Nova Scotia politicians at odds over how to respond in wake of taxi driver acquittal
In the wake of the controversial acquittal of a man accused of sexual assault, Nova Scotia’s political parties can’t agree on what – if any – policies and laws to change or how to change them.
Bassam Al-Rawi was acquitted on March 1 after Judge Gregory Lenehan ruled the Crown failed to prove a lack of consent. The 40-year-old man was charged after police found a woman, in her 20s, passed out and naked from the breasts down in his cab in the early hours of May 23, 2015.
The crown is appealing the acquittal.
Last week the government announced a number of changes to try and make the justice system more sensitive and accessible to sexual assault victims. For example it will audit how police handle sexual assault cases and hire two new special prosecutors for sexual assault cases.
The opposition parties agree with those steps but many are in their infancy and they’re calling for additional measures.
However the government has shut down both their proposals.
Tories proposing a committee to draft new legislation and an inquiry
The Progressive Conservatives, led by Jamie Baillie, have called on the government to set up an inquiry into Lenehan’s controversial comments during the trial and for an all-party committee to draft legislation to protect victims of sexual assault.
But citing the constitutionally protected separation of powers between the courts and government, Nova Scotia Premier Stephen McNeil flatly rejected the proposal for an inquiry last week. “Mr. Baillie should know in constitutional governance there’s a separation between the judiciary and government, you shouldn’t always be looking for political points,” McNeil said.
The provincial court act sets out the process a complaint should follow within the judiciary — several have been filed against Lenehan.
Baillie’s proposal for an all-party committee to draft new legislation has also fallen on deaf ears.
“That is not what is going to help the woman, or the man, or anybody who has suffered through sexual violence throughout Nova Scotia,” Community Services Minister Joanne Bernard said. “That is not going to help them one bit.”
Baillie’s ideas for what the legislation could cover are mostly things that are already in place or the federal or provincial governments are acting on. For example, he suggested victims should get free legal advice — something the government is already asking for from the federal government. He also said the province should mirror the legislation his federal counterpart Rona Ambrose is introducing. But her office says her bill — which would require judges to give written decisions in sexual assault cases — also applies to provincial judges.
Another proposal to require universities in Nova Scotia to have sexual assault policies appears to replicate the memorandum of understanding signed between the government and universities last year.
Still Baillie said provincial legislation to underpin the new policies is needed to bring more accountability.
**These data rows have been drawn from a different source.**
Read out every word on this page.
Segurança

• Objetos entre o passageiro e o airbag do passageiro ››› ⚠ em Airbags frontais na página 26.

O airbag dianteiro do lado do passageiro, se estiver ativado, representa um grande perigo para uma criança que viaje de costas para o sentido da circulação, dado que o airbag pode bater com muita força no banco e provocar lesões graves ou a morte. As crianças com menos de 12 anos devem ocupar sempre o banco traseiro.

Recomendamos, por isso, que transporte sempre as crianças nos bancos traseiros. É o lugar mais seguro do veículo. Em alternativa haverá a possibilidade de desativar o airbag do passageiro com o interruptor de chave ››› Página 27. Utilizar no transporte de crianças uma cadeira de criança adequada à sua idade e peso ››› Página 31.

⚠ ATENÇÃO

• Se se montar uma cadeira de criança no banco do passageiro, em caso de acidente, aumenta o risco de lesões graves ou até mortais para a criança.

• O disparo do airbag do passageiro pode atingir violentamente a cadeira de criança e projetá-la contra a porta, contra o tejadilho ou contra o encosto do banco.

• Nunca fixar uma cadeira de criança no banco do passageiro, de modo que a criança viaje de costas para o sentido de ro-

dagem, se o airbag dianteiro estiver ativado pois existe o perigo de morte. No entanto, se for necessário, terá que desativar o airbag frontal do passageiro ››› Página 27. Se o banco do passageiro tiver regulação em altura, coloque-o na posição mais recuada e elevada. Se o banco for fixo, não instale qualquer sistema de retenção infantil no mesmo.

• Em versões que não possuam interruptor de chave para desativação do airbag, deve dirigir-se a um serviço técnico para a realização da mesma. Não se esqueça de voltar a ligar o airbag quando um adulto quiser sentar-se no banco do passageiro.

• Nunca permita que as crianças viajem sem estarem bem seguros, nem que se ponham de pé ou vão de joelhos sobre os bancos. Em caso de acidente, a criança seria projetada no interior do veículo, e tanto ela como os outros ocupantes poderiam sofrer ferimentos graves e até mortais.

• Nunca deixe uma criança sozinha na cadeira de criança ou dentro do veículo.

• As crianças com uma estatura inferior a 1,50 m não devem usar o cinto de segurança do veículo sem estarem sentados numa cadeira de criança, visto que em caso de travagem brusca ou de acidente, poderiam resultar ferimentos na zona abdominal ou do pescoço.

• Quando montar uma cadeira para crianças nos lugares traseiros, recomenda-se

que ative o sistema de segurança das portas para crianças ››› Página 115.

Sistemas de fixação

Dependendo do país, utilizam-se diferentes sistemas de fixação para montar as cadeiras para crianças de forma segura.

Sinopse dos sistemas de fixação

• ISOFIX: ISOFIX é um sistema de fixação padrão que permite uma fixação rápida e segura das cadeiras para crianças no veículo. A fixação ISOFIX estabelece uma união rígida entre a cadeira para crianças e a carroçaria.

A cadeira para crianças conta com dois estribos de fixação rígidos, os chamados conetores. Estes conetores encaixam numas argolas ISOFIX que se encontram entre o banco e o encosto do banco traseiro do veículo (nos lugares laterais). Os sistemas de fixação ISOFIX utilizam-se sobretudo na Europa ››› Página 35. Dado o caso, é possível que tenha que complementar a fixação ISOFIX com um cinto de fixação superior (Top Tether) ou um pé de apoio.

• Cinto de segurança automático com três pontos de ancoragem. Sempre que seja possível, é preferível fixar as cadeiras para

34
“Giving the force of law — particularly a bill that all parties have voted for unanimously — sends a strong signal to survivors of sexual assault that we’re putting confidence back in the justice system,” he said.
NDP want immediate boost to funding for sexual assault services
The NDP have said they will look at any bills the Tories bring forward but they aren’t committing to joining an all-party committee. Instead leader Gary Burrill says an immediate infusion of cash for the province’s sexual assault centres will do the most good.
He says an extra $1 million should go to sexual assault and women’s centres and another $1 million should be put towards doubling the number of sexual assault therapists in the province.
“The critical thing the government needs to do is dedicate resources,” Burrill said.
Bernard said Burrill’s idea reflects the “naiveté of the NDP.” Citing a consultation done three years ago she said people in communities across the province said they weren’t accessing the services at the centres. She also said the centres, especially in Halifax, are “tremendously” supported by the government.
Last year Avalon Sexual Assault Centre launched a crowdfunding campaign to support its services. But Bernard said the government provides “ample core funding” for the centre’s counselling services.
The centre’s executive director Jackie Stevens told Global News the crowd funding was used to help pay for the salaries of two counsellors who were also partially funded by the province. She says she is waiting to hear whether they will be fully funded by the government next year.
“When we speak out about this it is so that people know that they should call, and they should access services,” Stevens said. “We want to be situated so that we can respond to the best of our ability.”
Avalon is also hoping to get multi-year funding so that the services provided are more sustainable. That funding model was promised under the province’s sexual violence strategy launched two years ago. Bernard said that model of funding will likely start in another year.